The Google Illusion
Google has become the default first step in both candidate vetting and client onboarding. It is fast, familiar, and widely perceived as good enough. If nothing adverse appears, the assumption is often that the risk is low. For law firms, that assumption is increasingly dangerous.
Google was never designed to assess reputational, conduct, or integrity risk. Its algorithms prioritize relevance, popularity, and recency -- not completeness, historical depth, or contextual accuracy. It surfaces what is easily indexed, not what is buried across time, platforms, and jurisdictions. Research from Cornell University indicates that search engines index as little as four percent of the total web, meaning the deep web is estimated to be more than 25 times larger than the surface web most people search every day.
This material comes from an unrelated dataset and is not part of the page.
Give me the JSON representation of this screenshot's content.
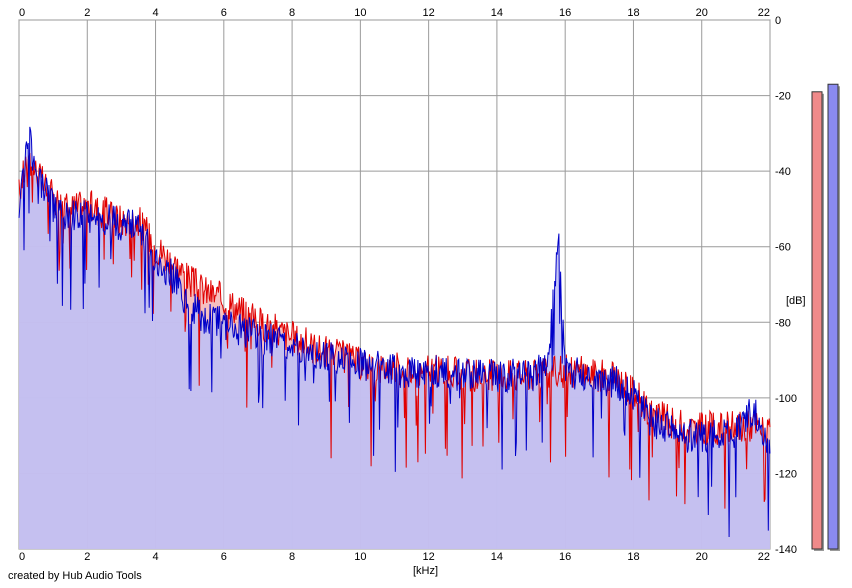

Any given Google search may return as little as 0.03% of the information that exists online.
What Google routinely fails to reveal includes older material that predates modern indexing, activity conducted under aliases or secondary digital identities, patterns of behavior across multiple platforms and time periods, adverse media outside mainstream search-optimized outlets, litigation, enforcement or regulatory references not designed for public visibility, and associations, networks, or conflicts that only become apparent through holistic analysis.
In effect, Google confirms what a subject wants you to see. It does not reliably show what a firm needs to understand to make a defensible onboarding decision.